Biblical Spectacles
I have been asked to address the question, ‘why do different people understand the Bible so differently?’ Well, it’s really quite simple; it is because they wear different spectacles to read the Bible.
One set of ‘spectacles’ we often wear is Tradition. Those who have been in a particular church tradition for a long time tend to ‘read’ the scriptures through the lens of that tradition. The approach to preaching, the liturgies, teachings, and practices of the tradition create a sort of spiritual optical prescription. Methodists will ‘see’ differently to how, say, Baptists will. Our traditions constitute spectacles that many have fashioned over long periods of time. They are thick-lens spectacles that are really quite heavy.
Another set of spectacles is Dogma. Church dogma forms a strongly tinted lens through which we view the Bible. Five Point Calvinism, for instance, is a pervasive dogma that strongly influences how people interpret the biblical text. Dispensationalism is another dogma that tints the spectacle lenses. If Calvinism forms a blue lens, then those wearing such spectacles will not be able to read anything printed with light blue ink. If Wesleyan dogma forms a red lens then light red print will be invisible… and so on.

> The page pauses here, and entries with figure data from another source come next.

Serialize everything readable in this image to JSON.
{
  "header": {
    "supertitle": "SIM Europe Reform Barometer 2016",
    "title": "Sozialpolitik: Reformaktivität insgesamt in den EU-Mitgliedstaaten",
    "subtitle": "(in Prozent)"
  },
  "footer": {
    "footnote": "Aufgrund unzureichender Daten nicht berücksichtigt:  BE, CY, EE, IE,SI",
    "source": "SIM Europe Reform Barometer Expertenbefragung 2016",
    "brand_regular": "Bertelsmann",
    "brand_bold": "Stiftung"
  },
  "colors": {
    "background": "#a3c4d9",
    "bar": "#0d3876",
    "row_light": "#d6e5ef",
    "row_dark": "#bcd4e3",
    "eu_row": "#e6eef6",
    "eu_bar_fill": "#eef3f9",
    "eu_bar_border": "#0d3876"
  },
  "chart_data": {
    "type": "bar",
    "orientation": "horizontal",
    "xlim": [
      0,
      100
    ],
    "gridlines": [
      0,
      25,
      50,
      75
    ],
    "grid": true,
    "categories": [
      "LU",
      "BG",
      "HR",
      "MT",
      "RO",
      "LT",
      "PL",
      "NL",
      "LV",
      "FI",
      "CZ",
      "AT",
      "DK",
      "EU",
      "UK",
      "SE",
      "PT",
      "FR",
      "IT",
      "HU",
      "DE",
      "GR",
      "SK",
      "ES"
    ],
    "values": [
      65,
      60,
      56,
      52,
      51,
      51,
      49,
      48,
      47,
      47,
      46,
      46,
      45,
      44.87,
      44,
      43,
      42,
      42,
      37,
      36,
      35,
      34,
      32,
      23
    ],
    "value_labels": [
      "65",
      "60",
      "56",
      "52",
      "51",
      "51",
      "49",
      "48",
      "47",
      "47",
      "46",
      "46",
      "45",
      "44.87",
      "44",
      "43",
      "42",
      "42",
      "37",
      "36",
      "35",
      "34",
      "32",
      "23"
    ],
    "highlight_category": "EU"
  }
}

Our presuppositions are another reason we see things differently. We all wear spiritual spectacles of some sort; no one can claim to read the Bible from a totally unbiased and objective perspective. We come to the Bible with an existing set of assumptions that we have built over our lifetimes. Assumptions concerning the authority of the scriptures, what constitutes truth, and so on. If my starting assumptions are different from yours then we will undoubtedly differ in the way we understand scripture.
The last set of spectacles I will touch on is Exegesis. Some people wear very tiny spectacles that only allow them to see one verse at a time. As a result they build doctrine on words and phrases taken out of the context of the passage, the book, and indeed the whole of the Bible. Others wear very narrow yet wide spectacles that allow them to see only the horizontal humanist dimension of the text.

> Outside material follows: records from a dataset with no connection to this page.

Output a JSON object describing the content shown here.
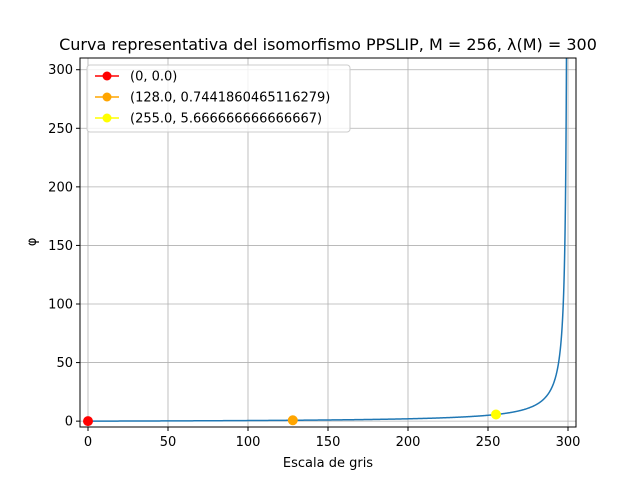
{
  "chart_data": {
    "type": "line",
    "title": "Curva representativa del isomorfismo PPSLIP, M = 256, λ(M) = 300",
    "xlabel": "Escala de gris",
    "ylabel": "φ",
    "xlim": [
      -5,
      305
    ],
    "ylim": [
      -5,
      310
    ],
    "xticks": [
      0,
      50,
      100,
      150,
      200,
      250,
      300
    ],
    "yticks": [
      0,
      50,
      100,
      150,
      200,
      250,
      300
    ],
    "grid": true,
    "legend_position": "top-left",
    "curve": {
      "color": "#1f77b4",
      "lambda": 300,
      "x_start": 0,
      "x_end": 299.5
    },
    "points": [
      {
        "label": "(0, 0.0)",
        "x": 0,
        "y": 0.0,
        "color": "#ff0000"
      },
      {
        "label": "(128.0, 0.7441860465116279)",
        "x": 128.0,
        "y": 0.7441860465116279,
        "color": "#ffa500"
      },
      {
        "label": "(255.0, 5.666666666666667)",
        "x": 255.0,
        "y": 5.666666666666667,
        "color": "#ffff00"
      }
    ]
  }
}
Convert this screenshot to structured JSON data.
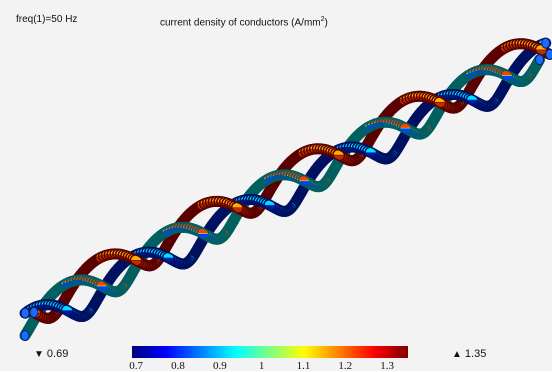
{
  "header": {
    "parameter": "freq(1)=50 Hz",
    "title_main": "current density of conductors (A/mm",
    "title_sup": "2",
    "title_end": ")"
  },
  "legend": {
    "min_label": "0.69",
    "max_label": "1.35",
    "min_icon": "triangle-down-icon",
    "max_icon": "triangle-up-icon",
    "ticks": [
      "0.7",
      "0.8",
      "0.9",
      "1",
      "1.1",
      "1.2",
      "1.3"
    ],
    "range": [
      0.69,
      1.35
    ]
  },
  "colors": {
    "background": "#f3f3f3",
    "low": "#00007f",
    "mid": "#00ffff",
    "high": "#7f0000"
  }
}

So then, its all a matter of what spectacles we wear. I believe we could resolve a lot of the difference between Christians if we all chose to wear cross-shaped spectacles. If we focused our interpretation of scripture on what Jesus said and did, then we would soon find ourselves largely in agreement with one another (or am I looking through rose-tinted glasses?). Christ-centred spectacles are of course biblical spectacles. If we insist on viewing the Bible through the lens of current culture, then we will continue to divide over issues such as the role of women in the church, same sex marriage and so on.